Drawdowns – Omen or Opportunity?

Originally published in the Brandywine Asset Management Monthly Report.

Over the past three months, Brandywine’s Symphony Program suffered its largest drawdown, -11.36%, since the start of trading in July 2011. Drawdowns are a natural part of trading and Brandywine’s Symphony Program is no exception. But for most investors, they provoke discomfort and prompt a series of questions. We know this because over our decades of trading (and yes, prior drawdowns), we have fielded a number of questions, as well as asked a number of them ourselves. In this report we’ll present some of those questions and discuss the current drawdown, as well as future expectations, in the form of a Q&A.

What caused the loss over the past three months?
Brandywine’s Symphony Program incorporates a variety of trading strategies, each based on a sound, logical return driver designed to produce a positive return over time. And since inception these trading strategies, in the aggregate, have been solidly profitable. But during the current drawdown period, September through November, a disproportionate number of those strategies incurred losses while very few produced sizable gains. Specifically, a majority of the losses were caused by fundamentally-based strategies and those we describe as directional arbitrage or that employ intermarket relationships. In our due diligence questionnaire we prepared three years ago, we identified rapid downtrends in markets as being the worst environment for those strategies. With crude oil dropping more than 40% in an uninterrupted downtrend (and 10% alone on the last day of November), and other commodities such as silver, cotton and currencies [such as the Australian dollar] mired in 10% to 30% drawdowns, those strategies hit their “perfect storm” over the past few months.

Other futures traders had some of their best performance in years, why didn’t Brandywine?
Since the inception of Brandywine’s Symphony Program in 2011 we have consistently stressed that Brandywine’s unique approach to research and trading would produce returns that were non-correlated to all other investment indexes and investment managers, including CTAs. This non-correlation was exhibited in full force in November and over the past three months. After lagging Brandywine’s performance for the three years leading up to the start of our drawdown in September, the BTOP 50 and Newedge CTA indexes each rallied approximately 8%. Despite the strong performance differential, Brandywine has still outperformed those indexes since inception. Even better, because of Brandywine’s non-correlation to those indexes, adding Brandywine to a portfolio that contains CTAs results in both increased returns and reduced risk (yes, even measuring Brandywine’s performance from the low point of the current drawdown).

What are your expectations going forward?
When Brandywine suffered a drawdown in mid-2013, we stressed in our monthly report our belief that it was an excellent time to consider investing or adding to an investment with Brandywine. That belief turned out to be prescient. In the 12 months following the Brandywine Symphony Program’s drawdown in 2013, the Program produced a solid positive return of +15.83% and the aggressively-trade Brandywine Symphony Preferred gained a substantial +65.33%.

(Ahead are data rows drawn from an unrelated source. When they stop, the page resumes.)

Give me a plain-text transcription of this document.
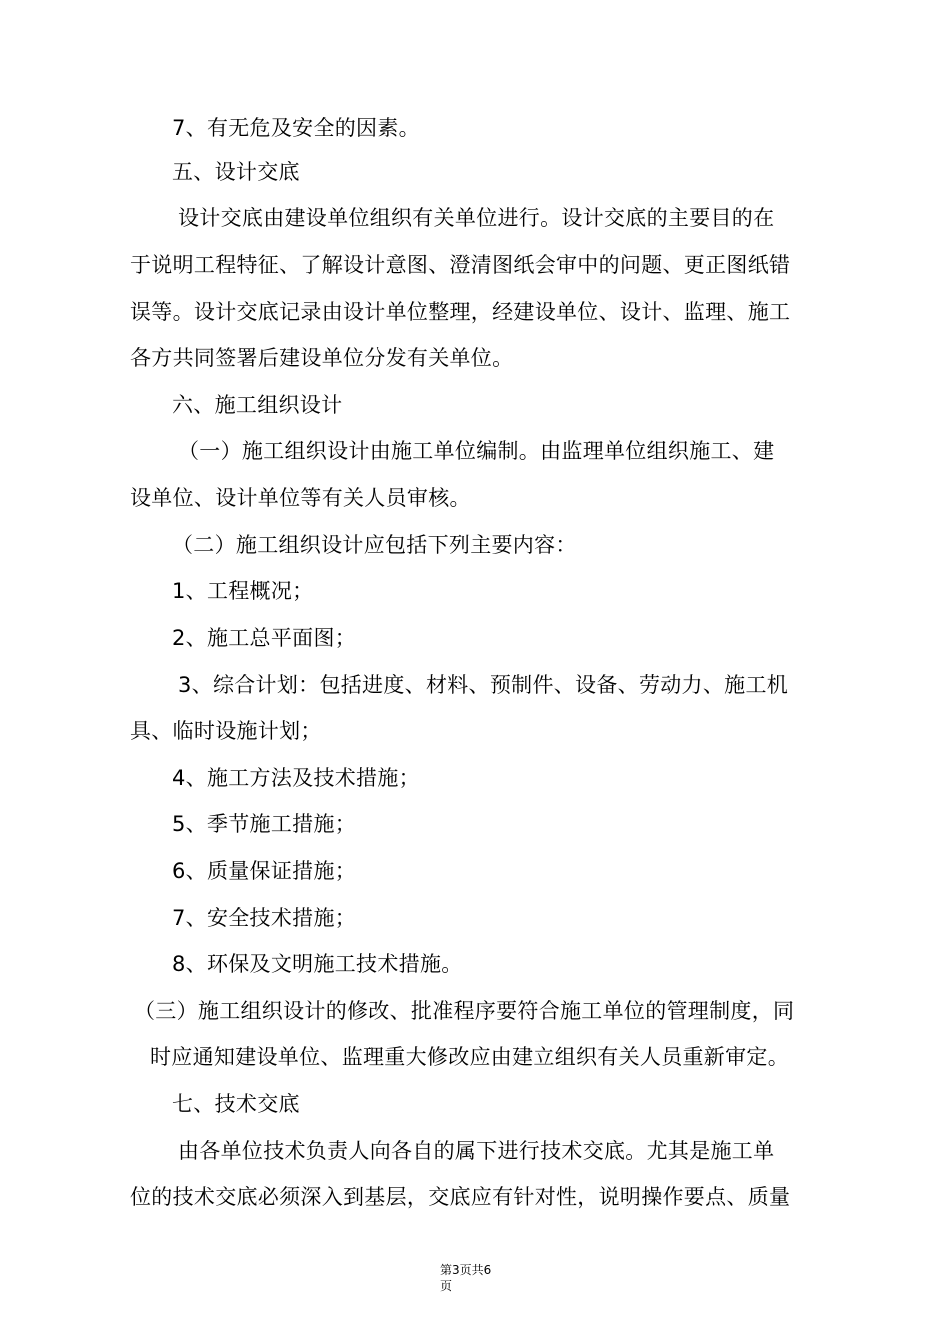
7、有无危及安全的因素。
五、设计交底
设计交底由建设单位组织有关单位进行。设计交底的主要目的在
于说明工程特征、了解设计意图、澄清图纸会审中的问题、更正图纸错
误等。设计交底记录由设计单位整理，经建设单位、设计、监理、施工
各方共同签署后建设单位分发有关单位。
六、施工组织设计
（一）施工组织设计由施工单位编制。由监理单位组织施工、建
设单位、设计单位等有关人员审核。
（二）施工组织设计应包括下列主要内容：
1、工程概况；
2、施工总平面图；
3、综合计划：包括进度、材料、预制件、设备、劳动力、施工机
具、临时设施计划；
4、施工方法及技术措施；
5、季节施工措施；
6、质量保证措施；
7、安全技术措施；
8、环保及文明施工技术措施。
（三）施工组织设计的修改、批准程序要符合施工单位的管理制度，同
时应通知建设单位、监理重大修改应由建立组织有关人员重新审定。
七、技术交底
由各单位技术负责人向各自的属下进行技术交底。尤其是施工单
位的技术交底必须深入到基层，交底应有针对性，说明操作要点、质量
第3页共6
页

While prudence and regulations require us to state that PAST PERFORMANCE IS NOT INDICATIVE OF FUTURE PERFORMANCE, history leads us to expect similar strong returns going forward today. This expectation is based on our historical testing and actual trading performance. In fact, in the 12 instances (both tested and actual) where Brandywine’s Symphony Program fell by more than 8% (on a gross, end-of-day basis), the following 12 month return has averaged more than 18%. Of course, Brandywine Symphony Preferred, trading at three times standard risk, would produce substantially greater returns; although as we must also state THERE IS THE RISK OF LOSS AS WELL AS THE OPPORTUNITY FOR GAIN WHEN INVESTING WITH BRANDYWINE.